Greve entra no 4º dia e Correio faz mutirão

Empresa diz que 91% não aderiram, mas contrata temporários para pôr entrega em dia

ANNE WARTH , TÂNIA MONTEIRO / BRASÍLIA , O Estado de S.Paulo

22 de setembro de 2012 | 03h09

A Empresa Brasileira de Correios e Telégrafos (ECT) vai fazer um mutirão no sábado e no domingo para pôr em dia a entrega de cartas e encomendas à população. A greve está hoje em seu quarto dia e, segundo os Correios, 84% das cartas e encomendas dos dois primeiros dias de paralisação foram entregues no prazo - o equivalente a 58,7 milhões.

Para atenuar os efeitos da greve, a empresa vai contratar trabalhadores temporários, realocar empregados da área administrativa e pagar horas extras aos funcionários. Segundo os Correios, 91% dos 120 mil empregados trabalharam normalmente ontem e somente 10.938 aderiram à paralisação. O balanço foi feito com base no sistema eletrônico de ponto.

A empresa informa que as agências estão abertas e funcionam normalmente, e os serviços de entrega estão disponíveis, inclusive o Sedex. Estão suspensos os serviços com hora marcada - Sedex 10, Sedex 12, Sedex Hoje e Disque-Coleta - destinados para São Paulo, Tocantins, Distrito Federal, Paraná, Rio Grande do Sul e Minas Gerais. No Rio, a suspensão atinge os serviços Sedex Hoje e o Disque-Coleta.

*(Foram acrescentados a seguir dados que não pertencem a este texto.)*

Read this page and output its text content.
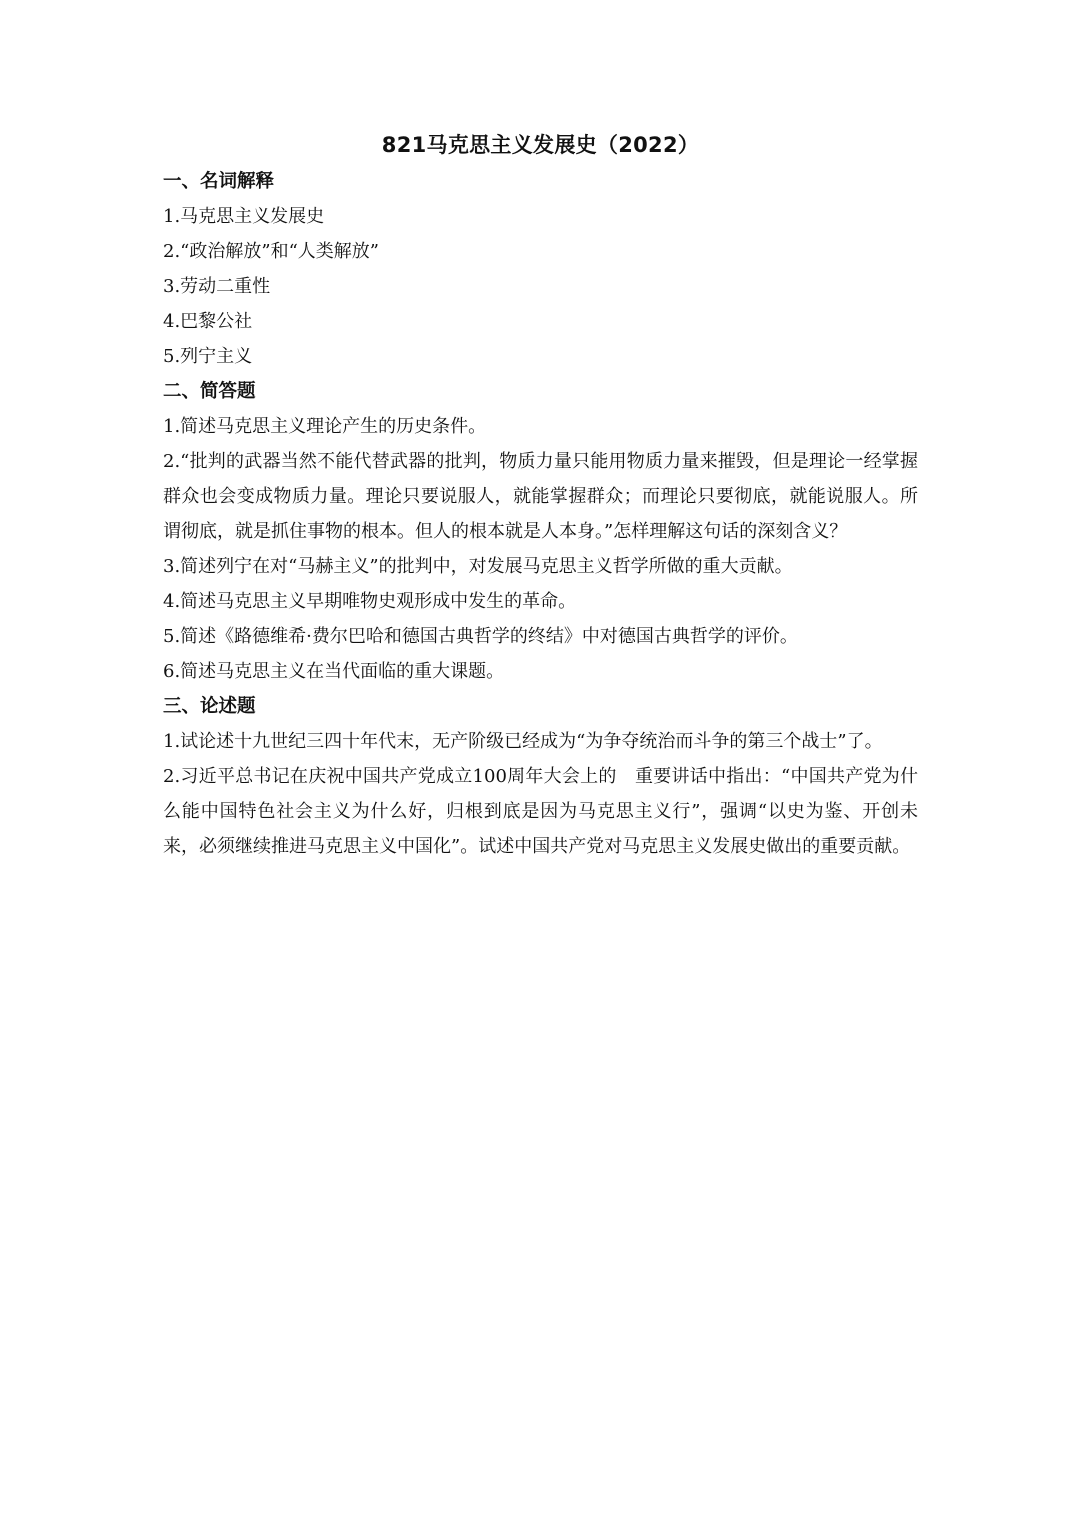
821马克思主义发展史（2022）

一、名词解释

1.马克思主义发展史

2.“政治解放”和“人类解放”

3.劳动二重性

4.巴黎公社

5.列宁主义

二、简答题

1.简述马克思主义理论产生的历史条件。

2.“批判的武器当然不能代替武器的批判，物质力量只能用物质力量来摧毁，但是理论一经掌握群众也会变成物质力量。理论只要说服人，就能掌握群众；而理论只要彻底，就能说服人。所谓彻底，就是抓住事物的根本。但人的根本就是人本身。”怎样理解这句话的深刻含义？

3.简述列宁在对“马赫主义”的批判中，对发展马克思主义哲学所做的重大贡献。

4.简述马克思主义早期唯物史观形成中发生的革命。

5.简述《路德维希·费尔巴哈和德国古典哲学的终结》中对德国古典哲学的评价。

6.简述马克思主义在当代面临的重大课题。

三、论述题

1.试论述十九世纪三四十年代末，无产阶级已经成为“为争夺统治而斗争的第三个战士”了。

2.习近平总书记在庆祝中国共产党成立100周年大会上的　重要讲话中指出：“中国共产党为什么能中国特色社会主义为什么好，归根到底是因为马克思主义行”，强调“以史为鉴、开创未来，必须继续推进马克思主义中国化”。试述中国共产党对马克思主义发展史做出的重要贡献。
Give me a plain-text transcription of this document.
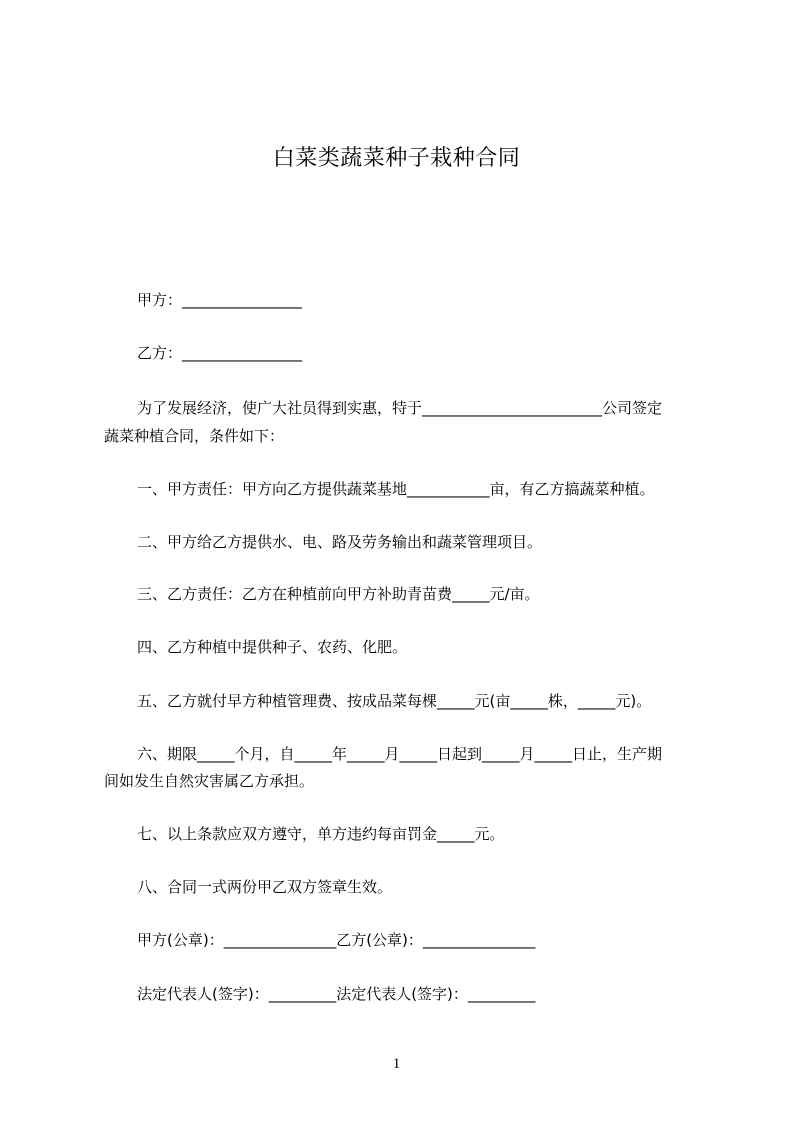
白菜类蔬菜种子栽种合同
甲方：________________
乙方：________________
为了发展经济，使广大社员得到实惠，特于________________________公司签定
蔬菜种植合同，条件如下：
一、甲方责任：甲方向乙方提供蔬菜基地___________亩，有乙方搞蔬菜种植。
二、甲方给乙方提供水、电、路及劳务输出和蔬菜管理项目。
三、乙方责任：乙方在种植前向甲方补助青苗费_____元/亩。
四、乙方种植中提供种子、农药、化肥。
五、乙方就付早方种植管理费、按成品菜每棵_____元(亩_____株，_____元)。
六、期限_____个月，自_____年_____月_____日起到_____月_____日止，生产期
间如发生自然灾害属乙方承担。
七、以上条款应双方遵守，单方违约每亩罚金_____元。
八、合同一式两份甲乙双方签章生效。
甲方(公章)：_______________乙方(公章)：_______________
法定代表人(签字)：_________法定代表人(签字)：_________
1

Os Correios têm a expectativa de que o dissídio coletivo de greve seja julgado pelo Tribunal Superior do Trabalho (TST) na semana que vem. As partes têm até as 12h de segunda-feira para apresentar documentos e alegações. Já o Ministério Público do Trabalho terá 48 horas para se manifestar. Só então o TST deve marcar a audiência sobre o tema.

Ontem, a greve nos Correios foi criticada pela ministra-chefe da Casa Civil, Gleisi Hoffmann. Ela argumentou que "há limites orçamentários" e que a situação econômica não é favorável à concessão de novos reajustes. "Eles já fizeram greve no ano passado, tiveram reajuste e, embora todos tenham direito de reivindicar, temos de saber que tem limites", comentou.

Ela cobrou a aprovação, pelo Congresso Nacional, de uma legislação regulando o direito de greve no funcionalismo público. "Vivemos em uma democracia, mas não podemos ter abusos. O direito de greve não pode ferir o direito do cidadão de ter acesso aos serviços públicos."

Gleisi acrescentou que os abusos cometidos pelos grevistas este ano terão reflexo na decisão do Legislativo.

Bancários. A greve nacional dos bancários, que começou na terça-feira, continua. No Rio, a mobilização aumentou de quinta-feira para ontem, quando a Federação dos Bancários do Rio de Janeiro e Espírito Santo contabilizou 1.420 agências fechadas por falta de funcionários nos dois Estados. Na quarta-feira, eram 1.229.

Somente no município do Rio são 560 agências paradas, de um total de cerca de 3 mil. Em Brasília, os três prédios administrativos do Banco do Brasil foram fechados pelos sindicalistas.

Nem mesmo o presidente do banco, Aldemir Bendine, conseguiu dar expediente na sede ontem. / COLABOROU V.N.